- Conservation status: Least Concern (IUCN 3.1)

Scientific classification
- Kingdom: Animalia
- Phylum: Chordata
- Class: Aves
- Order: Passeriformes
- Family: Passerellidae
- Genus: Chlorospingus
- Species: C. inornatus
- Binomial name: Chlorospingus inornatus (Nelson, 1912)

= Pirre chlorospingus =

- Genus: Chlorospingus
- Species: inornatus
- Authority: (Nelson, 1912)
- Conservation status: LC

Species of bird

The Pirre chlorospingus (Chlorospingus inornatus) or Pirre bush tanager is a species of bird in the family Passerellidae, the New World sparrows. It is endemic to Panama.

==Taxonomy and systematics==

The Pirre chlorospingus was formally described by Edward William Nelson in 1912 with the binomial Hylospingus inornatus and the English name "Mount Pirri Tanager". Nelson erected the genus for this species and noted the strong similarity of Hylospingus to the existing genus Chlorospingus. Genus Hylospingus was later subsumed into Chlorospingus. During the twentieth century and into the twenty-first the Chlorospingus species were members of the family Thraupidae, the "true" tanagers, though their position within the family were uncertain. Based on studies published in 2002, 2003, and 2007, beginning in 2010 taxonomic systems transferred Chlorospingus to its present sparrow family. The Chlorospingus species were originally called "bush tanagers" or "bush-tanagers". Beginning in 2013 systems began changing the English name of the members of the genus to "chlorospingus" because they were no longer considered tanagers.
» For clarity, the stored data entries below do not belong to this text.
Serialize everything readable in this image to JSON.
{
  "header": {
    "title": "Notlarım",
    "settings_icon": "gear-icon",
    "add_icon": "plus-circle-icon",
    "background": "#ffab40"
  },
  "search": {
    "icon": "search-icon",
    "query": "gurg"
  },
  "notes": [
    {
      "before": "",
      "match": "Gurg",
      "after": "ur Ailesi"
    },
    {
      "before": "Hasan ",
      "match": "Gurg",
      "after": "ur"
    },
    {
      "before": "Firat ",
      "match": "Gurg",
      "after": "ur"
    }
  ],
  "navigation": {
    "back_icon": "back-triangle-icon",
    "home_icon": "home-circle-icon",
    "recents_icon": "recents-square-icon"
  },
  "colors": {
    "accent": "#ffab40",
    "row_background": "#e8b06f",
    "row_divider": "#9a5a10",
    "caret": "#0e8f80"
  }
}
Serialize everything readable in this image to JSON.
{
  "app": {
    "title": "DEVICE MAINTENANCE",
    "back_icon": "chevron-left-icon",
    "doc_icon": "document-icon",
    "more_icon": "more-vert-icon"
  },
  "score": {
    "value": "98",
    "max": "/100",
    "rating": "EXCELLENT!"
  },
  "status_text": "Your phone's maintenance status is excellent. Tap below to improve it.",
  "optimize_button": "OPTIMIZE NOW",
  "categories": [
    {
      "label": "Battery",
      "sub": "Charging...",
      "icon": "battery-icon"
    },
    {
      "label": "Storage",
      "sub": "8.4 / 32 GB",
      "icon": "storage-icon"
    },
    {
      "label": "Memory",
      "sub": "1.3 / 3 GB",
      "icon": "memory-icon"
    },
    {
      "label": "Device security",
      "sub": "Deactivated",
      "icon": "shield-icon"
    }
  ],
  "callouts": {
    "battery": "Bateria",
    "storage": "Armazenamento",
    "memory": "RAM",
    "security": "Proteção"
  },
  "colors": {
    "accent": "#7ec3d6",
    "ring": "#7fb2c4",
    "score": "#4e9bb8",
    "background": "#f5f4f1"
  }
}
The Pirre chlorospingus is monotypic.

==Description==

The Pirre chlorospingus is about 15 cm long and weighs 20 to 36 g. The sexes have the same plumage. Adults have a dark gray crown and face. Their nape and upperparts are olive-green. Their flight feathers are dusky with dark green edges on the outer webs of the primaries and wider olive edges on the secondaries; the tertials are mostly olive. The central tail feathers are dusky; the rest are dusky with increasing amounts of olive on their edges to the outermost. Their throat is yellowish white and their upper breast, sides, and flanks are darker olive-yellow. The middle of their lower breast, their belly, and their undertail coverts are yellow. Both sexes have a whitish to pale orange-yellow iris, a black bill, and slaty gray to fuscous black legs and feet.

==Distribution and habitat==

The Pirre chlorospingus is found in extreme eastern Darién Province in Panama near the Colombian border. It is best known from Cerro Pirre (or Cerro Pirri), where the type specimen was collected, Cerro Sapo, and the Serranía de Jungurudó. There are also a few eBird records from Cerro Mecana in Colombia's west-central Chocó Department. However, the South American Classification Committee has no records in that country and major taxonomic systems also do not recognize it there. The Pirre chlorospingus inhabits the canopy and edges of montane evergreen forest and also elfin forest in the upper tropical and subtropical zones. It favors stands of bamboo and vine tangles. It elevation it ranges from 800 to 1650 m.

==Behavior==
===Movement===

The Pirre chlorospingus is believed to be a year-round resident.

===Feeding===

The Pirre chlorospingus feeds on fruits and small arthropods. It typically forages in small groups of up to six individuals and regularly, but not exclusively, joins mixed-species feeding flocks. It forages mostly from the forest's mid-level to its canopy, seeking food on mossy branches, in fern clusters, and among leaves. It often hangs upside-down while searching.

===Breeding===

Nothing is known about the Pirre chlorospingus' breeding biology.

===Vocalization===

As of April 2026 xeno-canto had two recordings of Tacarcuna inornatus calls, one of which included song; the Cornell Lab's Macaulay Library had one of them and 18 other recordings. The species' song has not been put into words. Its calls are "three different thin, buzzy, high-pitched notes, including spéétza, a simple tsip and chuweet?, any one of them uttered singly, repeated up to four times (most often), or the three given in various combinations".

==Status==

The IUCN has assessed the Pirre chlorospingus as being of Least Concern. It has a restricted range and its estimated population of at least 20,000 mature individuals is believed to be stable. The only expected threat is stress on its habitat due to climate change. It "[o]ccurs within remote and largely inaccessible Darién National Park (Panama). Threats to this region are at present minimal, but the park, because of its remoteness, largely lacks effective protection".